The first collective agreement in the history of Spanish women's football, a deal that will improve conditions for top-flight players, has been signed after 16 months of negotiations.
In November, players went on strike for the first time ever when negotiations broke down after over a year.
"This Collective Agreement will give security to the group with a framework of employment relations already set that equals women with men in football.
"The signing of this agreement is a historic event for Spanish sport and also a source of inspiration for the other colleagues who practise other sports," the Association of Spanish Footballers (AFE) said in a statement.
As part of the deal, players will get an annual minimum salary of €16,000 with those on part-time contracts receiving 75% of the full-time salary. They will have a 35-hour working week with 30 days of paid vacation and their salary is guaranteed in the event of injury.
Should a player become pregnant while in the final year of her contract, she can opt to automatically be given a one-year contract extension.
Clubs had maintained that they could not afford to meet the terms and argued that some of the 16 teams that compose the Primera Iberdrola would go out of business.

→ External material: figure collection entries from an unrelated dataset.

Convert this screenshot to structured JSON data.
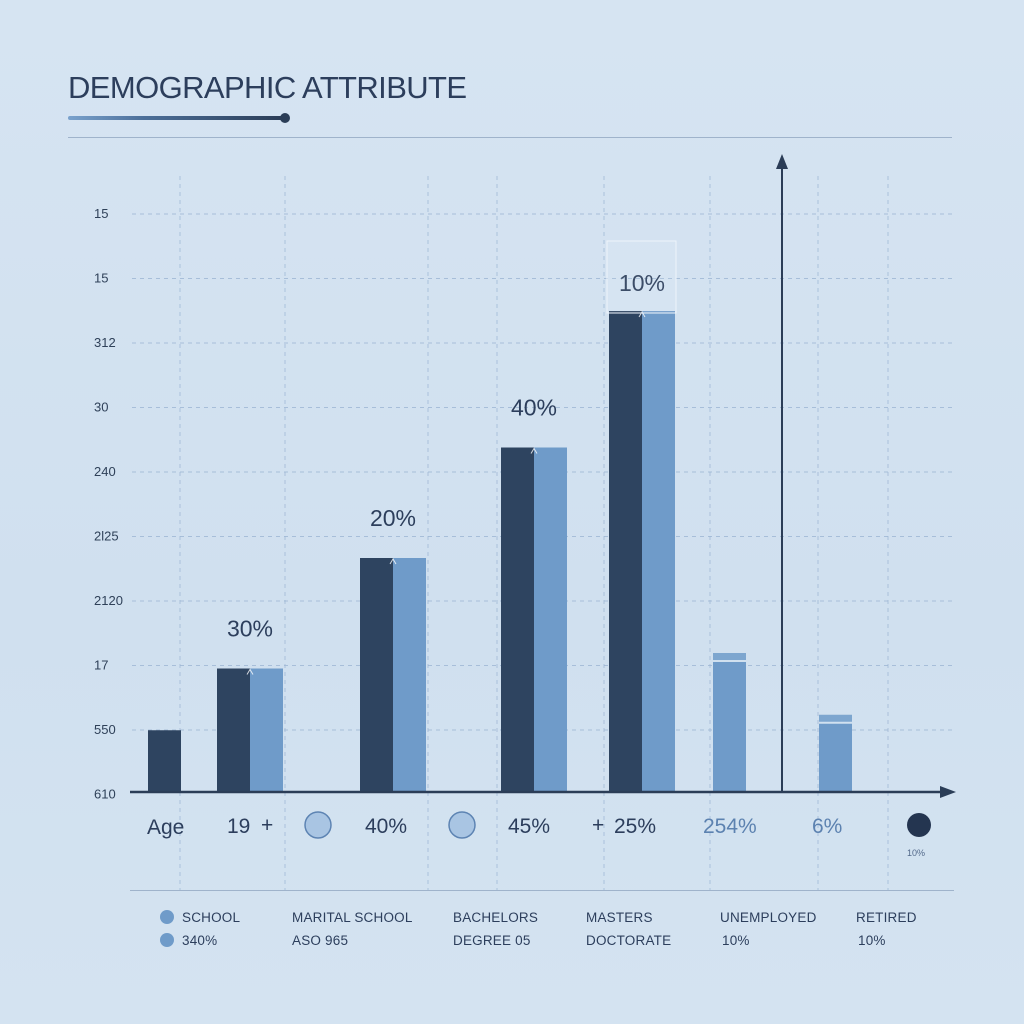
{
  "title": "DEMOGRAPHIC ATTRIBUTE",
  "colors": {
    "dark": "#2e4460",
    "light": "#6f9bc9",
    "axis": "#2b3d57",
    "grid": "#9db6d4"
  },
  "chart_data": {
    "type": "bar",
    "title": "DEMOGRAPHIC ATTRIBUTE",
    "y_ticks": [
      "15",
      "15",
      "312",
      "30",
      "240",
      "2l25",
      "2120",
      "17",
      "550",
      "610"
    ],
    "grid": true,
    "groups": [
      {
        "dark": 0.95,
        "light": null,
        "label": ""
      },
      {
        "dark": 1.9,
        "light": 1.9,
        "label": "30%"
      },
      {
        "dark": 3.6,
        "light": 3.6,
        "label": "20%"
      },
      {
        "dark": 5.3,
        "light": 5.3,
        "label": "40%"
      },
      {
        "dark": 7.4,
        "light": 7.4,
        "label": "10%"
      },
      {
        "dark": null,
        "light": 2.0,
        "label": ""
      },
      {
        "dark": null,
        "light": 1.05,
        "label": ""
      }
    ],
    "x_row": [
      "Age",
      "19",
      "40%",
      "45%",
      "25%",
      "254%",
      "6%"
    ],
    "x_row_extra": "10%",
    "legend": [
      {
        "line1": "SCHOOL",
        "line2": "340%",
        "marker": true
      },
      {
        "line1": "MARITAL SCHOOL",
        "line2": "ASO 965",
        "marker": false
      },
      {
        "line1": "BACHELORS",
        "line2": "DEGREE 05",
        "marker": false
      },
      {
        "line1": "MASTERS",
        "line2": "DOCTORATE",
        "marker": false
      },
      {
        "line1": "UNEMPLOYED",
        "line2": "10%",
        "marker": false
      },
      {
        "line1": "RETIRED",
        "line2": "10%",
        "marker": false
      }
    ]
  }
}
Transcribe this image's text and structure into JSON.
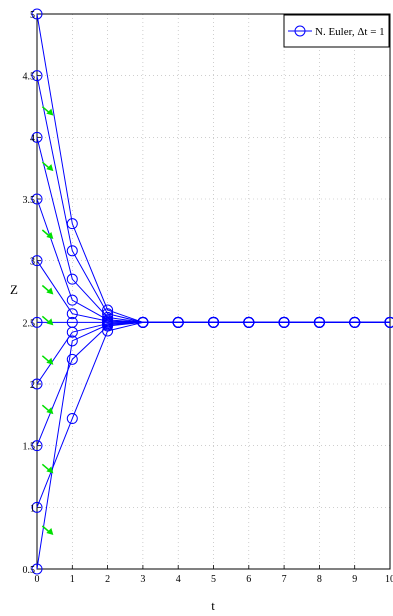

"This is a starting point, not a point of arrival," Spanish Sports Council president Irene Lozano told reporters. "We need to keep building on this foundation, but it's a historic day... It's also very important for Spanish women because women know that when a collective advances, we all advance."
The agreement was helped when the Spanish broadcasting group Mediapro, which purchased the television rights of 12 Primera Iberdrola clubs in March 2019 for €3 million per season for the next three campaigns, added another €1.1m per season to the deal.
"Mediapro has been key in solving the problem, showing, once again, its firm commitment to women's football," the clubs said in a statement.
The Spanish FA announced last month it had taken steps to facilitate the collective agreement.
The federation said that clubs of the first and second division would be allowed to join the Royal Spanish Football Federation (RFEF) Lite Program, which offers each club €500,000 and €100,000, respectively, per season. Until now, only three clubs -- Barcelona, Athletic Club and CD Tacon -- that were not part of the Association of Women's Football Clubs (ACFF) could benefit from it.
The RFEF also accepted the ACFF's proposal to allow Mediapro to continue to show two games per round as well as freeing other games to be broadcast on national television this season.
The union said the strike action on Nov. 16, the first since the league creation in 1988, was pivotal.
"The strike proved crucial and was a turning point in what has been a long process that finally the negotiations were unblocked," AFE said in a statement.
The collective agreement will be extended from season to season.